CHAPITRE PREMIER
-
L'ARMÉE DE TERRE À L'ISSUE DE LA LOI DE PROGRAMMATION
1997-2002
Tout au long de la période de transition, votre rapporteur s'est attaché à suivre régulièrement la mise en oeuvre de la professionnalisation, en attirant l'attention du gouvernement sur les difficultés rencontrées, mais également en soulignant l'ampleur des transformations opérées.
Il s'agit bien d'une réforme sans précédent pour les armées, et sans équivalent dans d'autres secteurs de l'État, qui a été menée à son terme. L'armée de terre y a pris une part majeure, car elle avait sans doute plus que d'autres un long chemin à parcourir pour passer du modèle de la conscription et de la défense aux frontières aux exigences de réactivité, de souplesse et de savoir-faire propres au nouveau contexte d'engagement des forces.
Durant ces six dernières années, plus de 600 mesures de restructuration de tous types ont été appliquées, se traduisant en particulier par la dissolution de 51 régiments et de 221 établissements ou formations.

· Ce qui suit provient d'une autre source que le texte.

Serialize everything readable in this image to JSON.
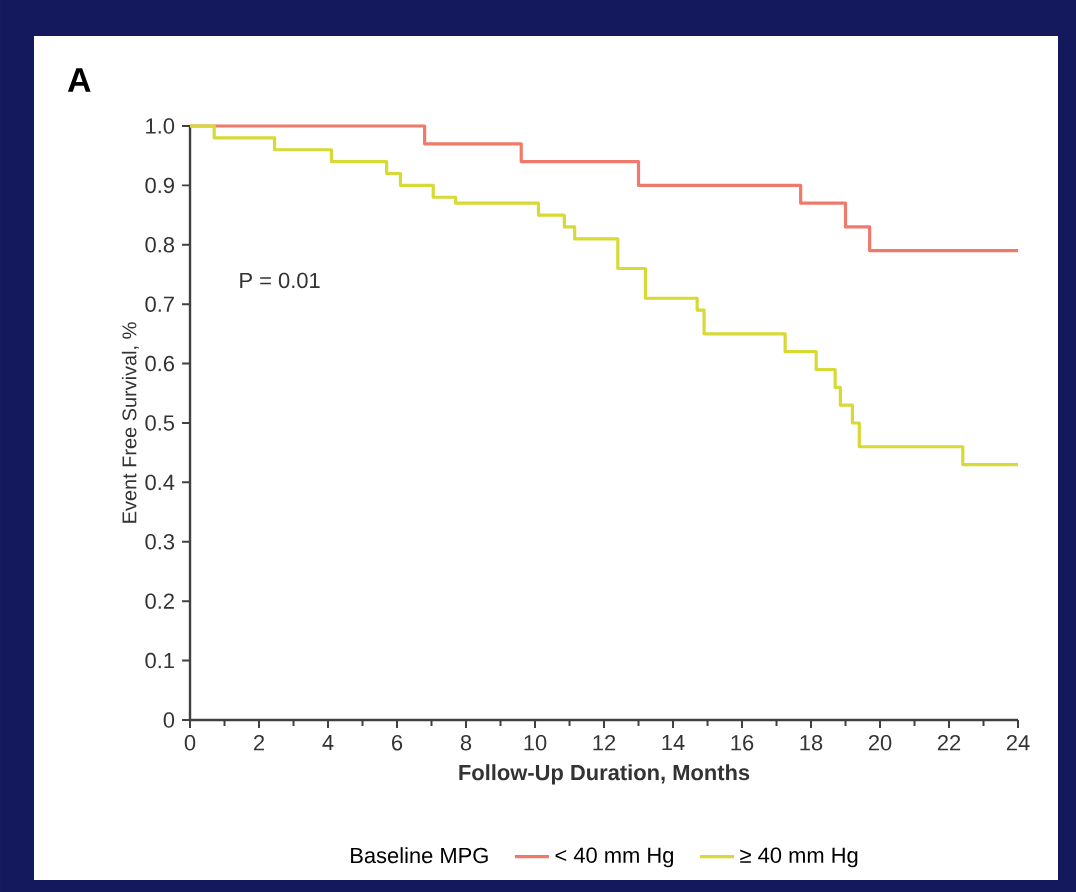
{
  "chart_data": {
    "type": "step",
    "title": "A",
    "xlabel": "Follow-Up Duration, Months",
    "ylabel": "Event Free Survival, %",
    "legend_title": "Baseline MPG",
    "annotations": [
      "P = 0.01"
    ],
    "xlim": [
      0,
      24
    ],
    "ylim": [
      0,
      1
    ],
    "xticks": [
      0,
      2,
      4,
      6,
      8,
      10,
      12,
      14,
      16,
      18,
      20,
      22,
      24
    ],
    "yticks": [
      0,
      0.1,
      0.2,
      0.3,
      0.4,
      0.5,
      0.6,
      0.7,
      0.8,
      0.9,
      {
        "value": 1,
        "label": "1.0"
      }
    ],
    "legend": "bottom",
    "series": [
      {
        "name": "< 40 mm Hg",
        "color": "#f07a6a",
        "x": [
          0,
          6.8,
          9.6,
          13.0,
          17.7,
          19.0,
          19.7,
          24
        ],
        "values": [
          1,
          0.97,
          0.94,
          0.9,
          0.87,
          0.83,
          0.79,
          0.79
        ]
      },
      {
        "name": "≥ 40 mm Hg",
        "color": "#d6d936",
        "x": [
          0,
          0.7,
          2.45,
          4.1,
          5.7,
          6.1,
          7.05,
          7.7,
          10.1,
          10.85,
          11.15,
          12.4,
          13.2,
          14.7,
          14.9,
          17.25,
          18.15,
          18.7,
          18.85,
          19.2,
          19.4,
          22.4,
          24
        ],
        "values": [
          1,
          0.98,
          0.96,
          0.94,
          0.92,
          0.9,
          0.88,
          0.87,
          0.85,
          0.83,
          0.81,
          0.76,
          0.71,
          0.69,
          0.65,
          0.62,
          0.59,
          0.56,
          0.53,
          0.5,
          0.46,
          0.43,
          0.43
        ]
      }
    ]
  }
}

Le commandement a fait l'objet d'une réorganisation complète et les grandes unités permanentes constituées dès le temps de paix, qu'étaient les divisions, ont été remplacées par des brigades fonctionnant selon une logique de « modularité ».
Tout en réduisant drastiquement les effectifs militaires, qui sont passés de 237 000 hommes en 1996 à 136 000 en 2002, l'armée de terre a quadruplé son « réservoir » de forces projetables, qui atteindra 100 000 hommes en fin d'année.
Cette adaptation a été menée sans relâche, alors que les évènements extérieurs et intérieurs imposaient un rythme d'activité extrêmement soutenu.
À l'heure du bilan, votre rapporteur souhaite plus particulièrement évoquer deux aspects :
- l'achèvement de la professionnalisation , marqué par une atténuation du sous-effectif constaté durant les six dernières années, et donc dans le même temps, par une moindre tension sur le rythme d'activités,
- les questions liées à la condition des personnels , à l'environnement des forces et aux équipements , où prédomine un sentiment de situation dégradée qui impose désormais un redressement rapide.
I. LES PERSONNELS : VERS LA CONSOLIDATION DE LA PROFESSIONNALISATION
L'armée de terre a connu durant toute la délicate période de transition un sous-effectif permanent alors que le niveau d'engagement sur les théâtres extérieurs et sur le territoire national s'est accru, provoquant une réelle tension sur les rythmes d'activité. Avec la sixième annuité de recrutement d'engagés, et une certaine amélioration s'agissant des personnels civils, cette tension s'atténue désormais. Un allègement de notre présence dans les Balkans serait de nature à stabiliser la situation.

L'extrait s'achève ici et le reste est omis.